Le Togo figure sur le podium africain en matière de droits économiques des femmes. Selon le rapport « Women, Business and the Law 2026 » (Les Femmes, l’Entreprise et le Droit) de la Banque mondiale, rendu public le 24 février dernier, le pays est classé 2ᵉ en Afrique et 1er en Afrique de l’Ouest.
Ce rapport présente l’évaluation actualisée des cadres juridiques et institutionnels relatifs aux droits économiques des femmes dans 190 économies à travers le monde.
D’après l’édition 2026, le Togo obtient un score de 79,33/100. Il figure ainsi parmi les pays réformateurs et se hisse à la 2ᵉ place en Afrique ainsi qu’à la 1ʳᵉ place au sein de la CEDEAO et de l’UEMOA.
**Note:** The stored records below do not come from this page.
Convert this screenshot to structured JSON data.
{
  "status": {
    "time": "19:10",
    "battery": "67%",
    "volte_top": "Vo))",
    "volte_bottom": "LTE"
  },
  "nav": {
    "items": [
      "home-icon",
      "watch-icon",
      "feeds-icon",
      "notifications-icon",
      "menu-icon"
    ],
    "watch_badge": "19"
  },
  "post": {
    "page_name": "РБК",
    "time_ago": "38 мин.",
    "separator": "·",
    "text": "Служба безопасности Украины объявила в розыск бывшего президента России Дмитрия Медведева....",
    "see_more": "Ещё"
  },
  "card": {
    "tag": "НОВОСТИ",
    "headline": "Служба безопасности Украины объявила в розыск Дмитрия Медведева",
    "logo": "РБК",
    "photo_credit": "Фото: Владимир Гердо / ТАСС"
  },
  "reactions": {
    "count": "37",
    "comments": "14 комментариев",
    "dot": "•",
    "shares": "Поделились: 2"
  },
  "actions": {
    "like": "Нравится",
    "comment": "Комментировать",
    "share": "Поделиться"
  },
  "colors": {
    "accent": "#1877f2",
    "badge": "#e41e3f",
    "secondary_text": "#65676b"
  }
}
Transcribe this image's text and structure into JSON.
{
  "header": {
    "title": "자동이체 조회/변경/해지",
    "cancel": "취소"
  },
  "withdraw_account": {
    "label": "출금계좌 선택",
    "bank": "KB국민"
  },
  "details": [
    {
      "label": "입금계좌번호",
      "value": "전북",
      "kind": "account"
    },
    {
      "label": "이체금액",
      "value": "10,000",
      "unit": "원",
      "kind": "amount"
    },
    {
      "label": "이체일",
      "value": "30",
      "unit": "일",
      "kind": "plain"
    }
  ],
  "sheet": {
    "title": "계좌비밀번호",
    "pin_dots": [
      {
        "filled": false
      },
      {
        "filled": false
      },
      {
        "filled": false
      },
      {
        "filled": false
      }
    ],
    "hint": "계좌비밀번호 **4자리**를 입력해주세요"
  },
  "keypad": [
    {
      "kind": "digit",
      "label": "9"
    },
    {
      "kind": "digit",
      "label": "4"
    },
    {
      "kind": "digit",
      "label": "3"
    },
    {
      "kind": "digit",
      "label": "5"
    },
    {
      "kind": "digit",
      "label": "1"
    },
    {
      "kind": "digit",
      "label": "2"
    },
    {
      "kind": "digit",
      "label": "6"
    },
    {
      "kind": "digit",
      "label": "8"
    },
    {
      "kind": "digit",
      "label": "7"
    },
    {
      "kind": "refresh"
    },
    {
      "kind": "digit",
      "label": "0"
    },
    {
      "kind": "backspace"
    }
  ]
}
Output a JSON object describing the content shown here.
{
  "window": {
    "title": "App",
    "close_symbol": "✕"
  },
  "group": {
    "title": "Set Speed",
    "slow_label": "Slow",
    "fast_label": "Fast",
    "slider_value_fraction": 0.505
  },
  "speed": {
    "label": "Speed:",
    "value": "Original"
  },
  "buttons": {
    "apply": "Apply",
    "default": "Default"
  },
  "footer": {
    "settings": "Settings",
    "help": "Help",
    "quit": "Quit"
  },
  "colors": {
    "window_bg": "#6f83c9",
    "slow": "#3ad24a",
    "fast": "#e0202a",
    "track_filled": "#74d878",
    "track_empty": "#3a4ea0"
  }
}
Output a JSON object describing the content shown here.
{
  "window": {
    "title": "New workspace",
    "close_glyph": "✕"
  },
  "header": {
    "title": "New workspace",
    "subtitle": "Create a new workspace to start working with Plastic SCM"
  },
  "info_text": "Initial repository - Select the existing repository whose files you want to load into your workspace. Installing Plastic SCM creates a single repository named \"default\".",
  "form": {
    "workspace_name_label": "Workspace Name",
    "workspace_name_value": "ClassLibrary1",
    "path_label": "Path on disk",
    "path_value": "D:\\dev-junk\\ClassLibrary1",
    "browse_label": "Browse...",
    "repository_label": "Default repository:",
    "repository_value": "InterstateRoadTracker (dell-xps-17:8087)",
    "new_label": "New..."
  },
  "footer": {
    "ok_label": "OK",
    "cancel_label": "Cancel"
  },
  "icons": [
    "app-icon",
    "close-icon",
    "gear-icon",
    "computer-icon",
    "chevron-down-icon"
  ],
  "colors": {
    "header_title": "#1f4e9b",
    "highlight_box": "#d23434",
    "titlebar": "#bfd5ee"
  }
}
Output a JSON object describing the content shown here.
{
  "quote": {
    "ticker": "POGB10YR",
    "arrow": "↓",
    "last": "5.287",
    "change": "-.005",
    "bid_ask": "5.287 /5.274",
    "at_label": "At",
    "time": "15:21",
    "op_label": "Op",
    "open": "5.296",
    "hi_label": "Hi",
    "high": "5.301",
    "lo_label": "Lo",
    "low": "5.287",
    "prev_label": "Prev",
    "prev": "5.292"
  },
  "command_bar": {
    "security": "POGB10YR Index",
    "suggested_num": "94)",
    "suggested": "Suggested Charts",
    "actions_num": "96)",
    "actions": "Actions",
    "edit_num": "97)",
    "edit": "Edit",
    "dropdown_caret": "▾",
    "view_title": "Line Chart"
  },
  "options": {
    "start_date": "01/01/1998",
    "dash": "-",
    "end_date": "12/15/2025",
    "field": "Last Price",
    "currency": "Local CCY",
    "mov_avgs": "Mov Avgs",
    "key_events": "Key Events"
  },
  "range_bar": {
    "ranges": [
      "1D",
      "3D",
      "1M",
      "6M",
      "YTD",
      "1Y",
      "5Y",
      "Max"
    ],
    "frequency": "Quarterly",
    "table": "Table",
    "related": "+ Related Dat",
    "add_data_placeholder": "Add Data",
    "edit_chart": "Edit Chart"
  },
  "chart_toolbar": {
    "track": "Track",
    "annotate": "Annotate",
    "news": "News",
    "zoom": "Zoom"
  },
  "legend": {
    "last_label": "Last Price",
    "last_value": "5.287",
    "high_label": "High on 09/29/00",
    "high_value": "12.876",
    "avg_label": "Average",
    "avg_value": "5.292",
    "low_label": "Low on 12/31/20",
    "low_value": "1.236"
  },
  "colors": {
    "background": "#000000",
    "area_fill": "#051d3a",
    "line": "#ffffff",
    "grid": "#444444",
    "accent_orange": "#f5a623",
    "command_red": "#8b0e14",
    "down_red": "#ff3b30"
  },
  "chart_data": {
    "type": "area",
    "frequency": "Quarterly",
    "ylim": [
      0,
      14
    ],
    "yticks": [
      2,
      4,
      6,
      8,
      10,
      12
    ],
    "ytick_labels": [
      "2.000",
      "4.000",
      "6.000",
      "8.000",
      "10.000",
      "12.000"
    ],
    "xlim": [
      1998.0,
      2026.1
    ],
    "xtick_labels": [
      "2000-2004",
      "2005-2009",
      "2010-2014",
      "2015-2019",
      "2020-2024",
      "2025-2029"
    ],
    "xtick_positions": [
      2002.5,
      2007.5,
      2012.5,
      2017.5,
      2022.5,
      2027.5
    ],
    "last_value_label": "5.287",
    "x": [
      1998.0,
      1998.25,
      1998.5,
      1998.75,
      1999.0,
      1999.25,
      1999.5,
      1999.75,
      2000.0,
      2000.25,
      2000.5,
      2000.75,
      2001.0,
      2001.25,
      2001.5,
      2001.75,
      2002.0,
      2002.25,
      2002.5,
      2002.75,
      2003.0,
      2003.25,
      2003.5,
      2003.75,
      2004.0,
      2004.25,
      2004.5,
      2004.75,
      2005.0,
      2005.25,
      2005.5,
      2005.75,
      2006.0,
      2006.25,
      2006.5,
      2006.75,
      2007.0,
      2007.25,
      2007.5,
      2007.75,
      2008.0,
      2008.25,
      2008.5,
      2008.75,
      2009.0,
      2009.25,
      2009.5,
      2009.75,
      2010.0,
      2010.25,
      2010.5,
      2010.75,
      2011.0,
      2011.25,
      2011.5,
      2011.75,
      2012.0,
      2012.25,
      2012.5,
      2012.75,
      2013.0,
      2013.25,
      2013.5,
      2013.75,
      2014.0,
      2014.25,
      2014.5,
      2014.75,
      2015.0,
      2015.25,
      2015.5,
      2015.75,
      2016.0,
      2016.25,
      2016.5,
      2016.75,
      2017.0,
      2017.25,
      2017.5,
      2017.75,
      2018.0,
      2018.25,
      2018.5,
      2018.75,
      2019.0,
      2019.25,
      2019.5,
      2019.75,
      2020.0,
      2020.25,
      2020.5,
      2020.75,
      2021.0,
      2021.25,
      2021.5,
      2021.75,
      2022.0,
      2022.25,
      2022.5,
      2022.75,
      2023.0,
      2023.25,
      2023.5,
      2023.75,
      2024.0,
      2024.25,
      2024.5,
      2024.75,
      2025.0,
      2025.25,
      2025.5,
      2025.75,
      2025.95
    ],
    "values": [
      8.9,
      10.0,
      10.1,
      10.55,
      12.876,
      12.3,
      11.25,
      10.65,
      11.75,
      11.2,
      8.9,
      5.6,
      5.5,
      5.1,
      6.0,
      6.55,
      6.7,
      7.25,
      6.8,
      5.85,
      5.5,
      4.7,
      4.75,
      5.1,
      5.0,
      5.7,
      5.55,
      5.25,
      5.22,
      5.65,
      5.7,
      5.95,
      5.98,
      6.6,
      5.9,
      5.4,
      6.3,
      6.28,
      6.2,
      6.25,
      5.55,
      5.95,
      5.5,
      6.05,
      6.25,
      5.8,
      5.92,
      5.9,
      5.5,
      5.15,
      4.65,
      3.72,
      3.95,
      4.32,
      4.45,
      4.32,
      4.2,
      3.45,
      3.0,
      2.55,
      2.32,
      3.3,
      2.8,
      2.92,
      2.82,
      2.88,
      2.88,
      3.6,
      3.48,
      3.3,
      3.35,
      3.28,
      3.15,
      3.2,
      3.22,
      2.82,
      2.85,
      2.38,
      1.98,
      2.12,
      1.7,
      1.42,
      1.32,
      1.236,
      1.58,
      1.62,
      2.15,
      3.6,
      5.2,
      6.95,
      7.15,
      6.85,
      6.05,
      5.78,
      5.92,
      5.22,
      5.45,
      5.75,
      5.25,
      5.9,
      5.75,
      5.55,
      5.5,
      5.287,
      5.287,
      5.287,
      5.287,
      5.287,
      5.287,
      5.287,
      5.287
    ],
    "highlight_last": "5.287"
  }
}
Le pays enregistre des performances particulièrement élevées dans plusieurs domaines, avec un score juridique parfait (100/100) en matière de rémunération, de mariage, d’actifs et de pension, traduisant un haut niveau d’égalité formelle. Il surpasse également la moyenne régionale d’Afrique subsaharienne dans les domaines de la parentalité et de l’entrepreneuriat.
En matière de mobilité, le cadre juridique est jugé favorable (75/100) et l’effectivité des droits satisfaisante (68,75/100). Le Togo figure en outre parmi les rares économies africaines permettant aux salariés de solliciter des modalités de travail flexibles, contribuant ainsi à une meilleure inclusion économique.
Il convient de noter que l’édition 2026 introduit une évolution méthodologique majeure. Au-delà de l’analyse des lois en vigueur, le rapport évalue désormais trois dimensions complémentaires : les cadres juridiques (égalité formelle consacrée par la loi) ; les cadres de soutien (politiques publiques et institutions facilitant l’application des droits) ; les perceptions d’application (effectivité réelle des droits dans la pratique).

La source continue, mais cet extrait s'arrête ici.